Freiburg (epd). Betroffene wurden nicht gehört, die Institution geschützt: Der am Dienstag veröffentlichte Missbrauchsbericht des Erzbistums Freiburg erhebt schwere Vorwürfe gegen den früheren Freiburger Erzbischof Robert Zollitsch und seinen verstorbenen Vorgänger Oskar Saier. Ihnen wird „massive Vertuschung“ und „Ignoranz geltenden Kirchenrechts“ vorgeworfen, sagte der Vorsitzende der Kommission, Magnus Striet, zu dem rund 600-seitigen Bericht.
Besonders erschreckend sei, dass das Leid der betroffenen Kinder und Jugendlichen sowie der Angehörigen keine Rolle gespielt habe, erklärte der Jurist Eugen Endress für die Arbeitsgruppe „Machtstrukturen und Aktenanalyse“ bei der Vorstellung des Berichts. Es habe keinerlei Aufklärungsbemühungen bei Saier und Zollitsch gegeben. Vielmehr sei es ihnen nur um den Schutz der Institution, der Kirche und der Priester, gegangen.
Unter der Führung von Zollitsch, der von 2008 bis 2014 auch Vorsitzender der katholischen Deutschen Bischofskonferenz war, sei die Kirche „ein Schutzraum für Täter, eine Hölle für Kinder“ gewesen, kritisierte der Betroffenenbereit der Erzdiözese Freiburg in einer Stellungnahme. So hätten Betroffene trotz der „grausamen Taten“ keinerlei Hilfe erhalten, Täter seien lediglich versetzt worden. Ein rechtzeitiges Melden an staatliche und kirchliche Behörden hätte jedoch zahllosen Kindern, Jugendlichen, Familien und Gemeinden Leid ersparen können.
Die Freiburger Aktenanalyse zeige, dass ein hierarchisch aufgebautes Machtsystem Missbrauch begünstigt, erklärte die kirchliche Reformbewegung „Wir sind Kirche“. Aufarbeitung, therapeutische Begleitung und angemessene Ausgleichszahlungen für Betroffene seien mehr als dringlich.
Dem Bericht zufolge haben rund 540 Kinder und Jugendliche im Erzbistum Freiburg sexuelle Gewalt durch Priester und Ordensleute erfahren. Es gebe über 250 beschuldigte Priester und 33 weitere Beschuldigte, darunter etwa Diakone. Allerdings sei von einer erheblich größeren Dunkelziffer auszugehen, sagte Striet. Ziel der Studie war, sexuellen Missbrauch an Minderjährigen in der Zeitspanne von 1946 bis 2014 zu untersuchen.

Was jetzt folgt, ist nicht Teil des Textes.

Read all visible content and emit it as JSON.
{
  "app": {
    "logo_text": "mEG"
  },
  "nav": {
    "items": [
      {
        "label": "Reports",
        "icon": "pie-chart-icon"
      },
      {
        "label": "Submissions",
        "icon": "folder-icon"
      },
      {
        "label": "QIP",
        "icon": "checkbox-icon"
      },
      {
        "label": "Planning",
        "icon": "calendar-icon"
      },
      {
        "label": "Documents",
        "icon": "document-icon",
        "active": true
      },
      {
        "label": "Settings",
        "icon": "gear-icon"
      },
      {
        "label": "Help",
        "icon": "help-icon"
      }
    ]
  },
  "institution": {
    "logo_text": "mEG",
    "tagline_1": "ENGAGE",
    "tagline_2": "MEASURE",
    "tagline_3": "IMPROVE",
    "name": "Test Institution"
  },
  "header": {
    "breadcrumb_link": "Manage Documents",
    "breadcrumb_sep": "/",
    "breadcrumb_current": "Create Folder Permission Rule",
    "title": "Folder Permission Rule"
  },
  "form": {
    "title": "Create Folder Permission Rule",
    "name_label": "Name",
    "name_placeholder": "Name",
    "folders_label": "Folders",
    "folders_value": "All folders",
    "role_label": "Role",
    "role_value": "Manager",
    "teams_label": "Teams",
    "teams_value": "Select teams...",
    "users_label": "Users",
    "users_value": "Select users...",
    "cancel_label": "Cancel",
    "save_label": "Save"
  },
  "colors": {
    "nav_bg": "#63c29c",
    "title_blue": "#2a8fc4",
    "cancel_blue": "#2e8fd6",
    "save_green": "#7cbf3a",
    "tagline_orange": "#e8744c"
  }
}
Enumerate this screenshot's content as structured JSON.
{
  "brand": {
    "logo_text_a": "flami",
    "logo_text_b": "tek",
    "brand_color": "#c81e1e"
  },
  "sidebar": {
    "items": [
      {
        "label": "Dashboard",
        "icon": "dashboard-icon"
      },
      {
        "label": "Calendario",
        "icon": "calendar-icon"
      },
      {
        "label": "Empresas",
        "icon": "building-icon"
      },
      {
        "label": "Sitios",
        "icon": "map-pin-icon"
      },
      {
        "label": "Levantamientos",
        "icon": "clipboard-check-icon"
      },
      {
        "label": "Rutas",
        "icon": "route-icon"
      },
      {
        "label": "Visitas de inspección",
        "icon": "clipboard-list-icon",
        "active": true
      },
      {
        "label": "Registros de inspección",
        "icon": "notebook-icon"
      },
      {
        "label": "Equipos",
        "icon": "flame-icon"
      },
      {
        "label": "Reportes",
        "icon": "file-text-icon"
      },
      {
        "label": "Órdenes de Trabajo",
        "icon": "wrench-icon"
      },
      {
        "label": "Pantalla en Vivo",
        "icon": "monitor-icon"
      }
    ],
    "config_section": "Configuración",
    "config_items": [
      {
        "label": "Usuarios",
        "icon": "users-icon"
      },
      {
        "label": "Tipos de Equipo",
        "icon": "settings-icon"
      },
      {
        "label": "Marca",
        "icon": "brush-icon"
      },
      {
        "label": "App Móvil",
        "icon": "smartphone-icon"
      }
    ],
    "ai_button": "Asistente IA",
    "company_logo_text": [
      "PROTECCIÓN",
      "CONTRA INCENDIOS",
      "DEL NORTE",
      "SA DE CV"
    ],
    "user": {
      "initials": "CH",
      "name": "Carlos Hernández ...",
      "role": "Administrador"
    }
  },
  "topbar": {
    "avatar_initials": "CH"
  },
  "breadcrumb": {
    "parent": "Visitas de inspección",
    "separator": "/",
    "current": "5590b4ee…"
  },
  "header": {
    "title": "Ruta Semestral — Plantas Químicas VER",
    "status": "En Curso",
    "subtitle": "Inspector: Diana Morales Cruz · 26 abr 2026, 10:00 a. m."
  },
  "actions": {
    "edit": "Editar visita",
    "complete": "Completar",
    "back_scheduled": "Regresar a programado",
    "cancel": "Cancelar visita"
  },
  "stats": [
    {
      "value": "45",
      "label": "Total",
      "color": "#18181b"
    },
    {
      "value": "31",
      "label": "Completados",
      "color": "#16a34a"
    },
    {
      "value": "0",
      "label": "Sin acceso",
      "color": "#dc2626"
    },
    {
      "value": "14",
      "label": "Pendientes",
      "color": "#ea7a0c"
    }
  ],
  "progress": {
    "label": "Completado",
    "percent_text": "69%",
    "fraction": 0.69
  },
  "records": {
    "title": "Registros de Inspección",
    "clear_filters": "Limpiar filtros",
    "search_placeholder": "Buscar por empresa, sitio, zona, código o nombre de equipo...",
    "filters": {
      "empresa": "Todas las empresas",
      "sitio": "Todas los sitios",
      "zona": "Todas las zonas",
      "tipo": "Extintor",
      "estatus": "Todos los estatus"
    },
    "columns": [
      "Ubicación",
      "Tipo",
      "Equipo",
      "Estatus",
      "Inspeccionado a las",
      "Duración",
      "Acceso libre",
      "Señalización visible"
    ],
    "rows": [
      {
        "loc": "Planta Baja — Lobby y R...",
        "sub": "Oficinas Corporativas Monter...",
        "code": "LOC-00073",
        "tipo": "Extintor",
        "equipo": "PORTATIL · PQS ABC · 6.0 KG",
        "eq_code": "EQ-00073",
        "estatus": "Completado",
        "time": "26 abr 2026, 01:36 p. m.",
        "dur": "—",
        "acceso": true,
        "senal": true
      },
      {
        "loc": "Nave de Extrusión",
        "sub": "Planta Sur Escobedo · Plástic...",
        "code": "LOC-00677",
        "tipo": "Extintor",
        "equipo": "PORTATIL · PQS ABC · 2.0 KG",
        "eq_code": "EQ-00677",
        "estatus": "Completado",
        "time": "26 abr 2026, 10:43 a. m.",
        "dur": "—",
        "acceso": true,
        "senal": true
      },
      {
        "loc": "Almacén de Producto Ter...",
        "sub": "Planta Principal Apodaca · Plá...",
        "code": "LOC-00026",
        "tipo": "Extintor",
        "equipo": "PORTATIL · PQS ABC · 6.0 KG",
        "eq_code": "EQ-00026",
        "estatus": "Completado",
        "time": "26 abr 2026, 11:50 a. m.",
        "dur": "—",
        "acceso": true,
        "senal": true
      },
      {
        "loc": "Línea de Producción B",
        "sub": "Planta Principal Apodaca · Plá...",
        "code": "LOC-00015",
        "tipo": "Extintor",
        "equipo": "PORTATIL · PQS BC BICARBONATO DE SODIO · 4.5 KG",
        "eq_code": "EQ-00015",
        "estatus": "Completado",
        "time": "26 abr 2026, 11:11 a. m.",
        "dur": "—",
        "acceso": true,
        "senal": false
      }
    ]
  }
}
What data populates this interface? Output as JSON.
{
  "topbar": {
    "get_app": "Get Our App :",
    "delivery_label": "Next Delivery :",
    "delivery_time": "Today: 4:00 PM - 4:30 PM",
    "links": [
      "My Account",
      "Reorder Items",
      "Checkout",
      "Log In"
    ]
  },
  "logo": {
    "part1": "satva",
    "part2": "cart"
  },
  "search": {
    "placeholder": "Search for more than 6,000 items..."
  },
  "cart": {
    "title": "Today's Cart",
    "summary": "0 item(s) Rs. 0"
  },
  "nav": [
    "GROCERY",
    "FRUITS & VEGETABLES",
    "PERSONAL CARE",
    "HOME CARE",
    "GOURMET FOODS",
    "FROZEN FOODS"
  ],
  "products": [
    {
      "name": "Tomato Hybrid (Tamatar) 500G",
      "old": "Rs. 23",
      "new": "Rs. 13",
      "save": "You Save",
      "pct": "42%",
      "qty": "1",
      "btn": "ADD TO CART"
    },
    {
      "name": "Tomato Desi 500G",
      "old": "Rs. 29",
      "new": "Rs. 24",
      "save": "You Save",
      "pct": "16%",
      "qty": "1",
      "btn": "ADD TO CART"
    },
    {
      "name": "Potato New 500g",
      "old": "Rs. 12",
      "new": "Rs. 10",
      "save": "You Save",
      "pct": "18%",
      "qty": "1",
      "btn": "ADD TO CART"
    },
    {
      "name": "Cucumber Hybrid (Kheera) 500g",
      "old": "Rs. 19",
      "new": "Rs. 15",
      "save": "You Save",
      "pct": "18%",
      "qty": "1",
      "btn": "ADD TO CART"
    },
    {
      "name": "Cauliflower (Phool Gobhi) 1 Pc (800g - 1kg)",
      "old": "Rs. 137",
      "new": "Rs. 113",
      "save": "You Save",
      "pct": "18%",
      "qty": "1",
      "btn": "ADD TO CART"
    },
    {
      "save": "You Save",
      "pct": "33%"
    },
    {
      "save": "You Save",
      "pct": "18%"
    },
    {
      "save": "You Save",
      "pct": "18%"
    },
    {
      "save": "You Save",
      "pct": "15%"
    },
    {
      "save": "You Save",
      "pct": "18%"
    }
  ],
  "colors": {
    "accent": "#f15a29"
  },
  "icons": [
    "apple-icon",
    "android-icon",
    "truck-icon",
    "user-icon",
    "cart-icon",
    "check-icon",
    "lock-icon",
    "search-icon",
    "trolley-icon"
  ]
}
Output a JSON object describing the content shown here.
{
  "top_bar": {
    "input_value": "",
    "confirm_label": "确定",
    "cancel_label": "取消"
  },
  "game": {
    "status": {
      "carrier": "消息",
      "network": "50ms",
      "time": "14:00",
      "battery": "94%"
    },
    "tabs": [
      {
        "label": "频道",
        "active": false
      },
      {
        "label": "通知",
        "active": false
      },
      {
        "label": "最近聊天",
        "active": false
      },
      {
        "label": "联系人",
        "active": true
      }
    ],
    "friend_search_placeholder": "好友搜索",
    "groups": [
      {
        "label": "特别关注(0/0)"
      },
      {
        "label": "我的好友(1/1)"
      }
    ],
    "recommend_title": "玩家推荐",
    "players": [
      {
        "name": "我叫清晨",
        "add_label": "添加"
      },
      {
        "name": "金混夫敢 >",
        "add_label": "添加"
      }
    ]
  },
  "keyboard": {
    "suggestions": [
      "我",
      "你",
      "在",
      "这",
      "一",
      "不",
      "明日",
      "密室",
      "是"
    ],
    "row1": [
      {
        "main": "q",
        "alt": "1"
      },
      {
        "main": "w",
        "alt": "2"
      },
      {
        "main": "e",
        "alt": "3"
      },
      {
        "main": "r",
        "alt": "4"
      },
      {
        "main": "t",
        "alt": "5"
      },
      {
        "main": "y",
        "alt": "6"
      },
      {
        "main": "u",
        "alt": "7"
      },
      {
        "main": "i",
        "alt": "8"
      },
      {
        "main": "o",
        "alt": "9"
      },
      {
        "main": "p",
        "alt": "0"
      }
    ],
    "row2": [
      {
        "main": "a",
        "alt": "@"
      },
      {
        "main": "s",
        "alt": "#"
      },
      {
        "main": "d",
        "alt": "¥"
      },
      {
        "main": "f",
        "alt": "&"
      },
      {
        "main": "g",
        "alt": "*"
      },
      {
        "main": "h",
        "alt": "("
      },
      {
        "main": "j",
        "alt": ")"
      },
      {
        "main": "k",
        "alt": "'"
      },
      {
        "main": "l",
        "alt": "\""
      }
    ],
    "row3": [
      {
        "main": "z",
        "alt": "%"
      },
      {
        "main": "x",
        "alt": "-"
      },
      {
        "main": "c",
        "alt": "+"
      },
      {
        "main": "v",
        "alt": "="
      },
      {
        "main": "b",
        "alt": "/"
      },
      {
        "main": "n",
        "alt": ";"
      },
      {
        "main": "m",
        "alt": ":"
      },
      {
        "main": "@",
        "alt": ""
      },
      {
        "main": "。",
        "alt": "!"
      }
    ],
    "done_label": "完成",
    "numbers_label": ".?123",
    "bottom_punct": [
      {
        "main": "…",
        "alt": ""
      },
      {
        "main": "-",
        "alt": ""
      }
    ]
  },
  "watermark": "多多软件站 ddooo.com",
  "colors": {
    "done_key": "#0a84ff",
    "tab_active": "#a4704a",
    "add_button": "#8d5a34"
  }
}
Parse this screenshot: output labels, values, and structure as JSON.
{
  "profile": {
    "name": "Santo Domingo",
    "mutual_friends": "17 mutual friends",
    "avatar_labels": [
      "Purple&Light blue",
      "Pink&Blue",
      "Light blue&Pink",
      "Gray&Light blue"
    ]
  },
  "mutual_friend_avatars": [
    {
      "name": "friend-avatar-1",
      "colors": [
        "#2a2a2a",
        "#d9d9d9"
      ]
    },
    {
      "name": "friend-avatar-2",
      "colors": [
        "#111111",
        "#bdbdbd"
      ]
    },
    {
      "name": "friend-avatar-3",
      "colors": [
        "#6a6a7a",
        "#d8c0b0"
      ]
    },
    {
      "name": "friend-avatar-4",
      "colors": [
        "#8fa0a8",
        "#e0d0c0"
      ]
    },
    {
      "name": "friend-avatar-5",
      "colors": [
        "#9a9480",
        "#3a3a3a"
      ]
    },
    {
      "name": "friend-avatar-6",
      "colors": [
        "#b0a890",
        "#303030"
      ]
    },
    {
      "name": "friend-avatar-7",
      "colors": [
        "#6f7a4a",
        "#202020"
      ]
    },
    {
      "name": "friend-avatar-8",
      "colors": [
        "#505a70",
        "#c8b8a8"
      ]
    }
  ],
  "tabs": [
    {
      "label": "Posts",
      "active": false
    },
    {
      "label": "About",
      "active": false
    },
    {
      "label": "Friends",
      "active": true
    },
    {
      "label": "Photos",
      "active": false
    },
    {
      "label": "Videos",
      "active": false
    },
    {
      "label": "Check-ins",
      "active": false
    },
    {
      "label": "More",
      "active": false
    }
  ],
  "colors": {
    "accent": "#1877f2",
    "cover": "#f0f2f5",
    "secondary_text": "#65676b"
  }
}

Der Bericht habe ein „Versagen kirchlicher Strukturen“ aufgedeckt, sagte der Freiburger Erzbischof Stephan Burger, der auch stellvertretender Missbrauchsbeauftragter der katholischen Deutschen Bischofskonferenz ist. Das Kirchenrecht sehe ein Eingreifen und Melden von Fällen vor. Dass dies seine beiden Vorgänger wider besseres Wissen „schlichtweg ignoriert“ hätten, mache ihn fassungslos.
Ob sein Verhalten auch kirchenrechtliche Konsequenzen für Alt-Erzbischof Robert Zollitsch hat, werde der Apostolische Stuhl in Rom entscheiden. Entsprechende Maßnahmen seien eingeleitet worden, sagte Burger. Während Burgers Amtszeit selbst sind laut Bericht keine Vertuschungen festgestellt worden.
Zollitsch war von 2003 bis 2013 Erzbischof, bereits zuvor sei er als Personalreferent unter Erzbischof Saier an solchen Vertuschungen beteiligt, so die Berichterstatter. Dieser hatte im Herbst öffentlich für sein Fehlverhalten im Umgang mit sexuellem Missbrauch in der katholischen Kirche um Verzeihung gebeten.
Am Dienstag wollte sich Zollitsch nicht zu dem Bericht äußern. Aus Rücksicht auf die Betroffenen und aus Respekt vor der Aufarbeitung habe er sich „Schweigen auferlegt“, heißt es dazu auf seiner Homepage.
Nach der Veröffentlichung des Missbrauchsberichts in der Erzdiözese Freiburg haben verschiedene Gruppen am Dienstag zu Solidaritätsaktionen mit Betroffenen aufgerufen. Bereits seit Montag ist vor dem Freiburger Münster die karikierende Skulptur„ Hängemattenbischof“ zu sehen. Damit will der Verein Betroffeneninitiative Süddeutschland gemeinsam mit der Giordano-Bruno-Stiftung auf die prekäre Lage der Betroffenen in der katholischen Kirche aufmerksam machen.